Recently introduced bills in those two states would expand access to treatments not currently approved by the Food and Drug Administration (FDA). Both states have right-to-try laws that allow terminally ill patients access to experimental procedures and treatments not yet approved by the FDA.
House Bill 805, filed by Texas Rep. Tan Parker (R-Flower Mound) on January 24, would expand the state’s right to try law to permit patients with severe chronic diseases to use drugs, biological products, and devices not yet granted FDA approval. Like terminally ill patients, “patients who are batting a severe chronic disease that is debilitating or causes severe pain do not have the luxury of waiting until an investigational drug, biological product, or device receives final approval from the United States Food and Drug Administration,” the bill states.
In North Carolina, a bipartisan coalition of four sponsors and ten cosponsors introduced House Bill 934 on April 16. In addition to expanding right to try to patients with serious chronic illnesses, the bill would allow patients to access stem cell treatments not yet approved by the FDA. On May 2, the North Carolina House unanimously passed the bill and moved it to the Senate for consideration.
Moral, Medical Justifications
A sponsor of the North Carolina bill, Rep. Hugh Blackwell (R-Raleigh), says right to try laws are both morally and medically justified.
“It simply seems somewhat heartless to deny a potentially saving treatment while that treatment undergoes further testing to determine its effectiveness or safety,” said Blackwell. “In the case of those the initial legislation sought to benefit, if an experimental treatment is ineffective or unsafe, they seem hardly able to be worse off,” said Blackwell.
States Drive Change
The federal Right to Try law went into effect on May 30, 2018, and states continue to advance legislation to help suffering patients by extending right to try beyond the federal law.
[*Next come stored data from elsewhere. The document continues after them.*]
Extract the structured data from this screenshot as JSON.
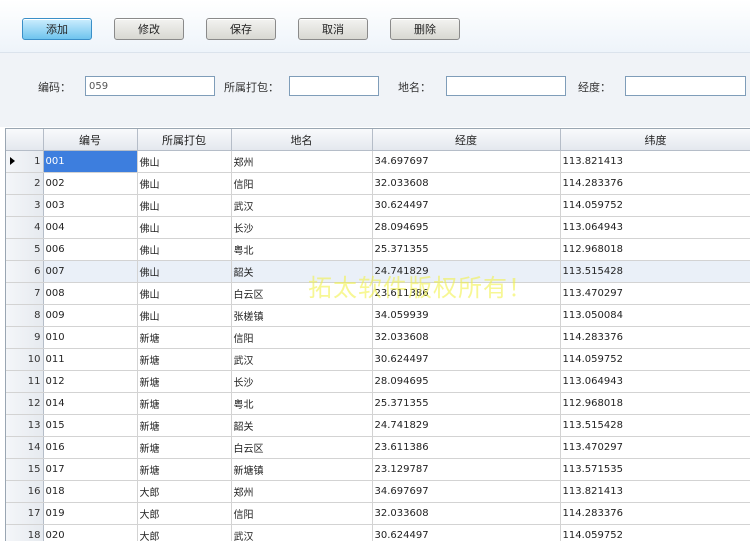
{
  "toolbar": {
    "add_label": "添加",
    "edit_label": "修改",
    "save_label": "保存",
    "cancel_label": "取消",
    "delete_label": "删除"
  },
  "filters": {
    "code_label": "编码：",
    "code_value": "059",
    "package_label": "所属打包：",
    "package_value": "",
    "place_label": "地名：",
    "place_value": "",
    "lng_label": "经度：",
    "lng_value": ""
  },
  "grid": {
    "columns": [
      "编号",
      "所属打包",
      "地名",
      "经度",
      "纬度"
    ],
    "selected_row": 1,
    "highlighted_row": 6,
    "rows": [
      {
        "n": "1",
        "id": "001",
        "pkg": "佛山",
        "place": "郑州",
        "lng": "34.697697",
        "lat": "113.821413"
      },
      {
        "n": "2",
        "id": "002",
        "pkg": "佛山",
        "place": "信阳",
        "lng": "32.033608",
        "lat": "114.283376"
      },
      {
        "n": "3",
        "id": "003",
        "pkg": "佛山",
        "place": "武汉",
        "lng": "30.624497",
        "lat": "114.059752"
      },
      {
        "n": "4",
        "id": "004",
        "pkg": "佛山",
        "place": "长沙",
        "lng": "28.094695",
        "lat": "113.064943"
      },
      {
        "n": "5",
        "id": "006",
        "pkg": "佛山",
        "place": "粤北",
        "lng": "25.371355",
        "lat": "112.968018"
      },
      {
        "n": "6",
        "id": "007",
        "pkg": "佛山",
        "place": "韶关",
        "lng": "24.741829",
        "lat": "113.515428"
      },
      {
        "n": "7",
        "id": "008",
        "pkg": "佛山",
        "place": "白云区",
        "lng": "23.611386",
        "lat": "113.470297"
      },
      {
        "n": "8",
        "id": "009",
        "pkg": "佛山",
        "place": "张槎镇",
        "lng": "34.059939",
        "lat": "113.050084"
      },
      {
        "n": "9",
        "id": "010",
        "pkg": "新塘",
        "place": "信阳",
        "lng": "32.033608",
        "lat": "114.283376"
      },
      {
        "n": "10",
        "id": "011",
        "pkg": "新塘",
        "place": "武汉",
        "lng": "30.624497",
        "lat": "114.059752"
      },
      {
        "n": "11",
        "id": "012",
        "pkg": "新塘",
        "place": "长沙",
        "lng": "28.094695",
        "lat": "113.064943"
      },
      {
        "n": "12",
        "id": "014",
        "pkg": "新塘",
        "place": "粤北",
        "lng": "25.371355",
        "lat": "112.968018"
      },
      {
        "n": "13",
        "id": "015",
        "pkg": "新塘",
        "place": "韶关",
        "lng": "24.741829",
        "lat": "113.515428"
      },
      {
        "n": "14",
        "id": "016",
        "pkg": "新塘",
        "place": "白云区",
        "lng": "23.611386",
        "lat": "113.470297"
      },
      {
        "n": "15",
        "id": "017",
        "pkg": "新塘",
        "place": "新塘镇",
        "lng": "23.129787",
        "lat": "113.571535"
      },
      {
        "n": "16",
        "id": "018",
        "pkg": "大郎",
        "place": "郑州",
        "lng": "34.697697",
        "lat": "113.821413"
      },
      {
        "n": "17",
        "id": "019",
        "pkg": "大郎",
        "place": "信阳",
        "lng": "32.033608",
        "lat": "114.283376"
      },
      {
        "n": "18",
        "id": "020",
        "pkg": "大郎",
        "place": "武汉",
        "lng": "30.624497",
        "lat": "114.059752"
      }
    ]
  },
  "watermark": "拓太软件版权所有！",
  "colors": {
    "primary_button": "#6fc4ee",
    "selected_cell": "#3d7ede",
    "highlight_row": "#eaf0f8",
    "watermark": "#f0f03c"
  }
}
Blackwell recognizes that our system of government allows states, subject to the constraints of the Constitution, “to experiment governmentally in areas not exclusively the province of the federal government.”
“In this instance, thus, North Carolina can express its views in an area that affects the wellbeing of its citizens, perhaps encouraging the federal government to move forward in similar fashion at its level,” said Blackwell. “This appears to be what happened with the recently passed federal tight to try legislation, passed after many states had already taken similar action.”
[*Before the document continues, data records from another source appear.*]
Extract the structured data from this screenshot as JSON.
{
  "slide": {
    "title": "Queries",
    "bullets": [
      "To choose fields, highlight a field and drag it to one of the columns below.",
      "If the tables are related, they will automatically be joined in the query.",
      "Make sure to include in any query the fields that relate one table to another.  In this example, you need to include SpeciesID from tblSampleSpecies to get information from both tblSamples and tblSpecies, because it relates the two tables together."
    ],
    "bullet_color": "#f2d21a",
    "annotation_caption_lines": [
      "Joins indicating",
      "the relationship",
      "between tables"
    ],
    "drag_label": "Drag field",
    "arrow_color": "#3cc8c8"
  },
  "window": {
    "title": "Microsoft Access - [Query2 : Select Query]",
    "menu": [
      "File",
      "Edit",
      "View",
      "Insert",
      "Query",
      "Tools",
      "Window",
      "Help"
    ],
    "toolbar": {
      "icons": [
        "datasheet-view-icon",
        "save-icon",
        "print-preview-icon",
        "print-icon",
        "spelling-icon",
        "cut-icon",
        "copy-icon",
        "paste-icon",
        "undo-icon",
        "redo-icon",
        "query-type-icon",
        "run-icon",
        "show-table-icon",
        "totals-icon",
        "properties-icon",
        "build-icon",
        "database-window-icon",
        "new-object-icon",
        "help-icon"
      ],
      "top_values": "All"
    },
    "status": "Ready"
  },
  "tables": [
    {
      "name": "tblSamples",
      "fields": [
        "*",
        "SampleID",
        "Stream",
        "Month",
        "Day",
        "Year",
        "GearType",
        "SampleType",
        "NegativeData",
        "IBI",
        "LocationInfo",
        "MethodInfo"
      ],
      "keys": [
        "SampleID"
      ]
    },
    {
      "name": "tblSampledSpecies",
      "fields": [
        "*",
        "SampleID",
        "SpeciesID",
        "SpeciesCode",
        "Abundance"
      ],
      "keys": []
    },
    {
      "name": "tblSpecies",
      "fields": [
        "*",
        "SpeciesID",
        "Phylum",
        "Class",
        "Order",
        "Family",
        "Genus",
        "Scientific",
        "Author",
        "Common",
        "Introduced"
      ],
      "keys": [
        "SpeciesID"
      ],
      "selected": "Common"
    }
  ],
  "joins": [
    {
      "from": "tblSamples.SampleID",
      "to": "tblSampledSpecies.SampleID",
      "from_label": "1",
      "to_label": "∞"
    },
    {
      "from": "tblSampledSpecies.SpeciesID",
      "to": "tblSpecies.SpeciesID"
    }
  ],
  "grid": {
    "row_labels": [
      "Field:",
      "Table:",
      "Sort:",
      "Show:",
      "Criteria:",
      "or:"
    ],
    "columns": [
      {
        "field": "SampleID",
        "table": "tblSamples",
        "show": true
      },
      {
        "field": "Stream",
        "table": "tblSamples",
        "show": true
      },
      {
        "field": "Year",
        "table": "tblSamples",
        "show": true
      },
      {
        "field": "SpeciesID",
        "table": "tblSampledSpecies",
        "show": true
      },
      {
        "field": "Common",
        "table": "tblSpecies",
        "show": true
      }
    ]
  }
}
Christina Herrin, campaign manager for Free to Choose Medicine, an initiative of The Heartland Institute, which publishes Health Care News, says North Carolina is moving in a positive direction to broaden the scope of the current right to try law, though the federal government stands in the way of needed reforms.
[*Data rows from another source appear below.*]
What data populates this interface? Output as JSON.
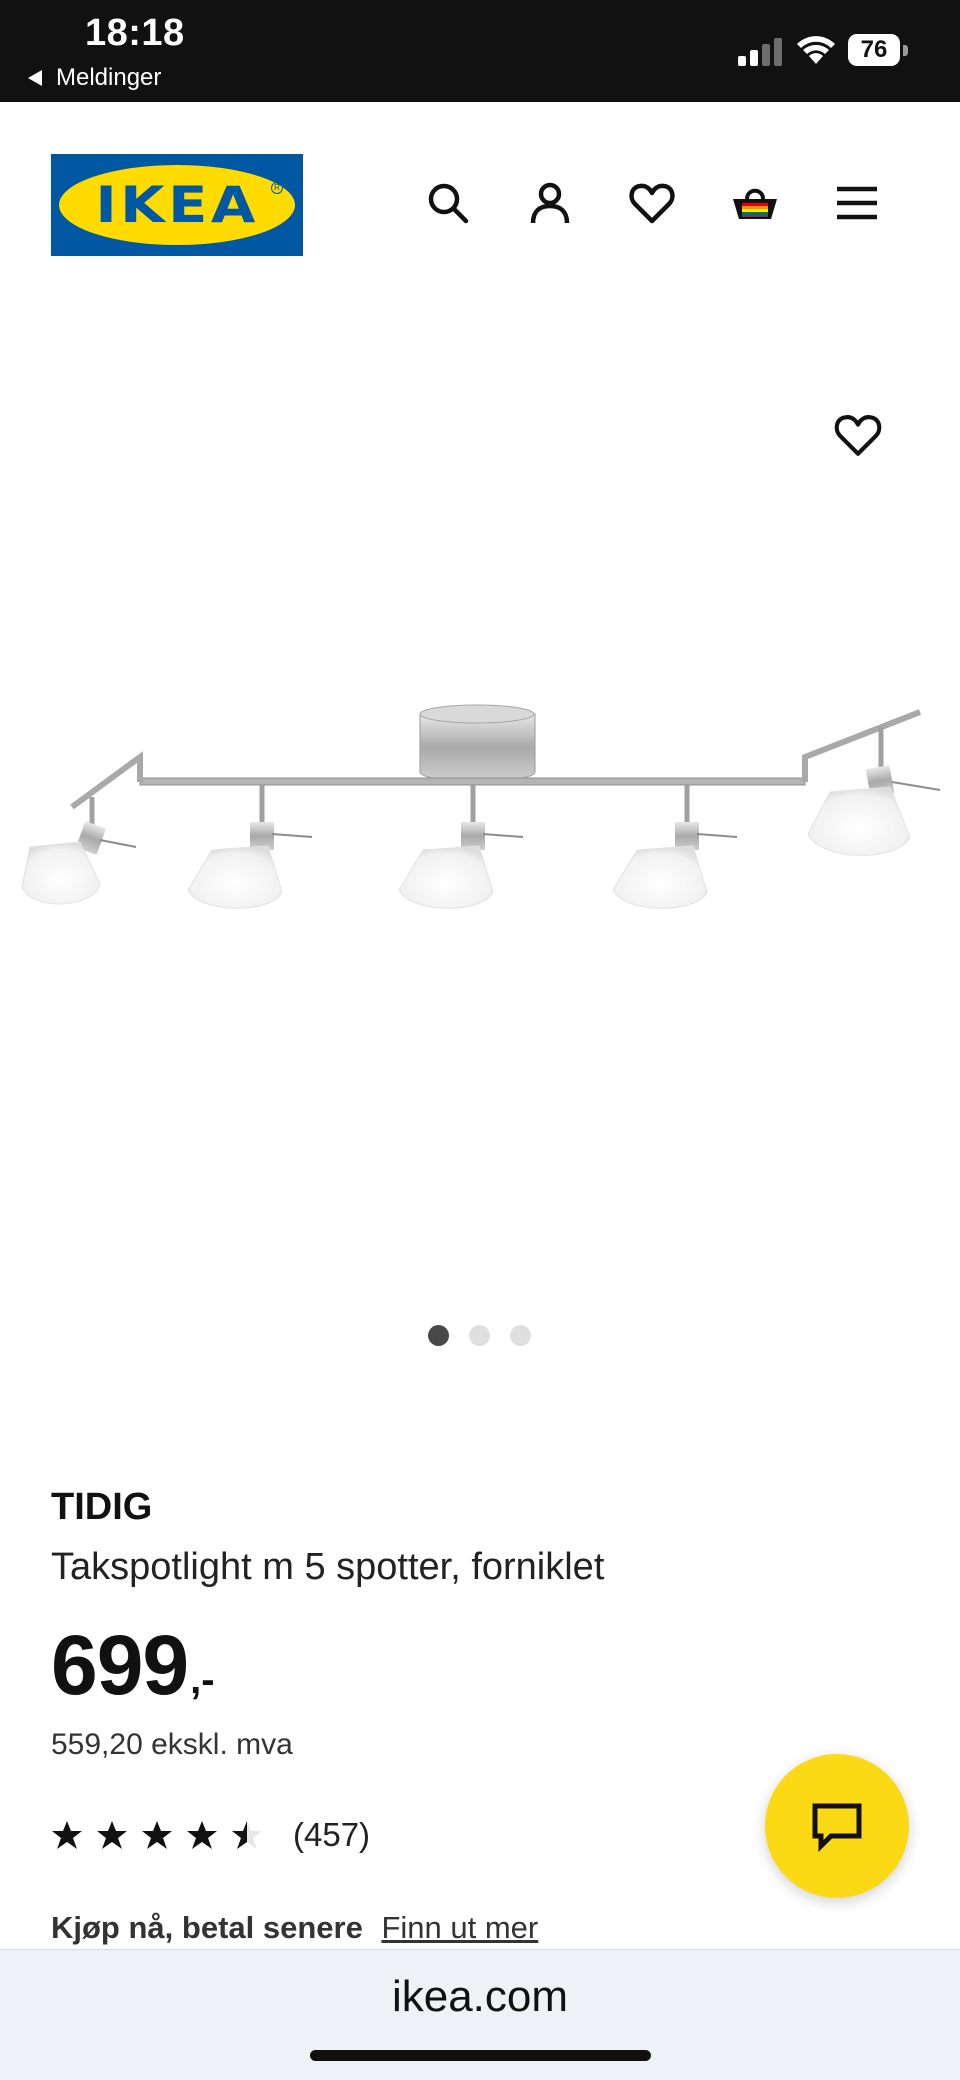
{
  "status_bar": {
    "time": "18:18",
    "back_label": "Meldinger",
    "battery": "76"
  },
  "header": {
    "logo_text": "IKEA",
    "icons": [
      "search-icon",
      "user-icon",
      "heart-icon",
      "basket-icon",
      "menu-icon"
    ]
  },
  "gallery": {
    "image": "ceiling-spotlight-5-spots",
    "page_count": 3,
    "active_index": 0
  },
  "product": {
    "name": "TIDIG",
    "description": "Takspotlight m 5 spotter, forniklet",
    "price": "699",
    "price_suffix": ",-",
    "price_excl_vat": "559,20 ekskl. mva",
    "rating": 4.5,
    "review_count": "(457)",
    "bnpl_label": "Kjøp nå, betal senere",
    "bnpl_link": "Finn ut mer"
  },
  "browser": {
    "url": "ikea.com"
  },
  "colors": {
    "ikea_blue": "#0058a3",
    "ikea_yellow": "#ffdb00",
    "chat_yellow": "#fbd914"
  }
}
“Casting a larger net will allow more patients access to potentially lifesaving treatment,” said Herrin. “But it still doesn’t address the root of the problem: the antiquated drug approval process. It still takes 12 years and 2.9 billion dollars to get a drug from lab to market. Too many patients are waiting and dying while the FDA bureaucracy churns,” said Herrin.
In Texas, H.B. 804 explicitly recognizes the problems with the onerous FDA approval process, with the bill stating “the standards of the United States Food and Drug Administration for the use of investigational drugs, biological products, and devices may deny the benefits of potentially life-altering treatment to patients with a severe chronic disease.”
Building a Parallel Track
Herrin says the FDA should implement an enhanced “parallel track” to augment the FDA approval process.
“Parallel track was used in the ’80s to create access to lifesaving treatment for more than 12,000 AIDS patients who would have otherwise died,” said Herrin. “We need to expand parallel track to include more diseases and more patients. Patients who may not have 12 years to wait for drug approval will get quicker access to cutting-edge drugs, and their experience with the drugs would supplement the standard clinical process.”
Blackwell says the proposed reforms would give terminally ill patients and those with a serious chronic illness the power to choose treatments without government interference.
“Moreover, in those circumstances, allowing a patient to make the choice seems not only reasonable but an appropriate occasion for personal choice, once made known of possible side effects and consequences, both known and unknown, by medical providers,” said Blackwell.
Kelsey E. Hackem ([email protected])writes from Washington.